Marcela Camilly Alves da Silva, outra suspeita de envolvimento nos crimes, relatou a um dos delegados que apuram o caso que não sabia o que o colega estava aplicando nos pacientes. Ela teria dito estar arrependida de não ter avisado a equipe do hospital.

Amanda Rodrigues de Sousa foi a única que negou participação no esquema. Em depoimento, conforme os investigadores, ela disse acreditar que Marcos aplicava “medicamentos normais” nos pacientes.

Marcos Vinícius é investigado por administrar doses letais de medicamentos a pacientes internados na UTI, com o objetivo de matá-los. Segundo a Polícia Civil, ele atuava há pelo menos cinco anos como técnico de enfermagem. Em uma das tentativas, quando não obteve sucesso, ele recorreu a uma medida extrema, injetando desinfetante na veia de uma das vítimas.

Marcela e Amanda estão sendo investigadas por negligência e possível coautoria nos crimes. Conforme apontam as investigações, Amanda trabalhava em outro setor do hospital, mas era amiga de longa data de Marcos. Já Marcela era nova na instituição e recebia instruções do técnico acerca do serviço no setor.

Em nota, o Hospital Anchieta afirmou que, ao perceber irregularidades em três óbitos ocorridos na UTI, instaurou uma investigação interna. A partir das conclusões do processo interno, foi solicitado o início de um inquérito policial.

“Os três técnicos de enfermagem foram demitidos após a apuração, e as famílias das vítimas foram notificadas, sendo fornecidas as explicações necessárias de forma transparente e cuidadosa”, informou a unidade hospitalar.

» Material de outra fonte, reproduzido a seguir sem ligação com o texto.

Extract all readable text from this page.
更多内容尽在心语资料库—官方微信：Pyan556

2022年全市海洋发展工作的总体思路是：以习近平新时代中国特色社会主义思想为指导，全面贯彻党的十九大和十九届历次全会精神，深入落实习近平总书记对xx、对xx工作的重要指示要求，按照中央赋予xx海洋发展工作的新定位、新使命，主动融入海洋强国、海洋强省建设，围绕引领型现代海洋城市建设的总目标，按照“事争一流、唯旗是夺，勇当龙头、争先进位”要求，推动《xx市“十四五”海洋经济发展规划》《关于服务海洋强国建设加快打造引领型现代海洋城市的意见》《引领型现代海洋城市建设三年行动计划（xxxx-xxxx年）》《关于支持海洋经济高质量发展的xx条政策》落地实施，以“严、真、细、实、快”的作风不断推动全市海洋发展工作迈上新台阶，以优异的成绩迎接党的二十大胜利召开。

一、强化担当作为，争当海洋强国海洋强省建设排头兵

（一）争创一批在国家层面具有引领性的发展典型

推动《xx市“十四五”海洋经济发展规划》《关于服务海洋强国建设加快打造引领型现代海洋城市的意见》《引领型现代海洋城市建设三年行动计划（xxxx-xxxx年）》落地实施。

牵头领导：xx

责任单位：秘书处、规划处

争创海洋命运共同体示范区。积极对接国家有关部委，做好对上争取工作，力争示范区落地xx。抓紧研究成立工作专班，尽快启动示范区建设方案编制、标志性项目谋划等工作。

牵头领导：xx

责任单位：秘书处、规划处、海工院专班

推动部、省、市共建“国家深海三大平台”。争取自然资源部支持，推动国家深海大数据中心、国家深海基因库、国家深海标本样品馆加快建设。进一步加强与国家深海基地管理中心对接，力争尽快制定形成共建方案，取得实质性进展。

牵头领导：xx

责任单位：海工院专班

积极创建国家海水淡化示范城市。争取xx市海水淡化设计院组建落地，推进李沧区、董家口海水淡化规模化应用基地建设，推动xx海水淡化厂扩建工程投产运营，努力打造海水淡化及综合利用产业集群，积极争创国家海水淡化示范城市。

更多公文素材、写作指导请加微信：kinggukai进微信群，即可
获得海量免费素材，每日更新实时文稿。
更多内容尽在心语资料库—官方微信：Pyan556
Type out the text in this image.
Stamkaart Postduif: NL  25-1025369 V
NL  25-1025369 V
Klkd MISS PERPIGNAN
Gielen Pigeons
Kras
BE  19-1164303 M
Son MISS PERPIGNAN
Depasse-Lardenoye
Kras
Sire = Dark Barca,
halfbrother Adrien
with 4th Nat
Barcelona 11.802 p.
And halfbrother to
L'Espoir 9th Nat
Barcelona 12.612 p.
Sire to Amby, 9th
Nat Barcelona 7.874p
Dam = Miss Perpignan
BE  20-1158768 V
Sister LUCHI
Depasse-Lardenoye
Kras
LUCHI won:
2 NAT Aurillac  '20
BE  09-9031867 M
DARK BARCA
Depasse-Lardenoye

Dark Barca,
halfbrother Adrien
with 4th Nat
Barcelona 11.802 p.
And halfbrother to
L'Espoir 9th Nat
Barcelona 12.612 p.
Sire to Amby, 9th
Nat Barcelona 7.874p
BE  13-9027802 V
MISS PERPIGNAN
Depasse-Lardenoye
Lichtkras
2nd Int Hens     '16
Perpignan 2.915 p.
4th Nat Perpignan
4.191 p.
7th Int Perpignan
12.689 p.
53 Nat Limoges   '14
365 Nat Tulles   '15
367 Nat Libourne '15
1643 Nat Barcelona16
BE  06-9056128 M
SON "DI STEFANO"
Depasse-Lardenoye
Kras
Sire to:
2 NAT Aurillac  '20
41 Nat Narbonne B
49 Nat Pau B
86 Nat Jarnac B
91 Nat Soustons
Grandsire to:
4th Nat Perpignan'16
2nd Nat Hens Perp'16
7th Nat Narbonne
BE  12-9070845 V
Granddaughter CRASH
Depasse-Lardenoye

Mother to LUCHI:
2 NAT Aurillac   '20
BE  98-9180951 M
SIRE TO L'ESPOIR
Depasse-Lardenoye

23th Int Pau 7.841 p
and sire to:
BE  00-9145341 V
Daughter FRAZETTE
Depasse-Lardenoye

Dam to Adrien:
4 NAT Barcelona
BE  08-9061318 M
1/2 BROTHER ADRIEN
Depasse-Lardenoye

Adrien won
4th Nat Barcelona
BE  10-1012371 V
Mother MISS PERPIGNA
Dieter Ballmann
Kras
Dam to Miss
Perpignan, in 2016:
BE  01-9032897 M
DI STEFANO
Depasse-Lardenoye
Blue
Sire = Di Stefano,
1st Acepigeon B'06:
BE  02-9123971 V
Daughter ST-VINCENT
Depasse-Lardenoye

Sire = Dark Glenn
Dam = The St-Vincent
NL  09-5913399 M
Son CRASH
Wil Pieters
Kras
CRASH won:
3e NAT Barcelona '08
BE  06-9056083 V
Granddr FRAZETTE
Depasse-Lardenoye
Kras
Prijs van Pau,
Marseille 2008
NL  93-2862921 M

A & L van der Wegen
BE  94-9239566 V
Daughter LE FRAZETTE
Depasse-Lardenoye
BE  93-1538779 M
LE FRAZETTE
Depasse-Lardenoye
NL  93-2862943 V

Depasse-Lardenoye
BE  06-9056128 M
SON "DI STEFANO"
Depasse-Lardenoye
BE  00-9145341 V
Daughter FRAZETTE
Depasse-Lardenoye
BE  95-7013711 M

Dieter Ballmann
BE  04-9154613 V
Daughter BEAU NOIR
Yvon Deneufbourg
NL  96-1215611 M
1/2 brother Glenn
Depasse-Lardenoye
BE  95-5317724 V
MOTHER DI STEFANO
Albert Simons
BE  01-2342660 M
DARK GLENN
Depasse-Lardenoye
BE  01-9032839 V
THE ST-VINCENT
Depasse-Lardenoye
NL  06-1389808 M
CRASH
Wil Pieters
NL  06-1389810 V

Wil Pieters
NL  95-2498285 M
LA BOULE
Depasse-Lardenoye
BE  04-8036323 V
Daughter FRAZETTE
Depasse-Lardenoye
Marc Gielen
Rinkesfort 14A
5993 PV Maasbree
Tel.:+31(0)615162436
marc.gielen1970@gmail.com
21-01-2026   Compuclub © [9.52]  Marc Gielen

A Polícia Civil revelou que, em um dos casos, um técnico de 24 anos utilizou a conta de um médico para acessar o sistema do hospital, prescrevendo um medicamento errado. Ele retirou a substância da farmácia e administrou nas três vítimas, sem a consulta da equipe médica. As aplicações ocorreram em duas datas: 17 de novembro do ano passado e 1º de dezembro. Para tentar encobrir sua ação, o técnico ainda realizava massagens cardíacas nos pacientes, simulando tentativas de reanimação.

A CNN Brasil tenta localizar as defesas dos suspeitos.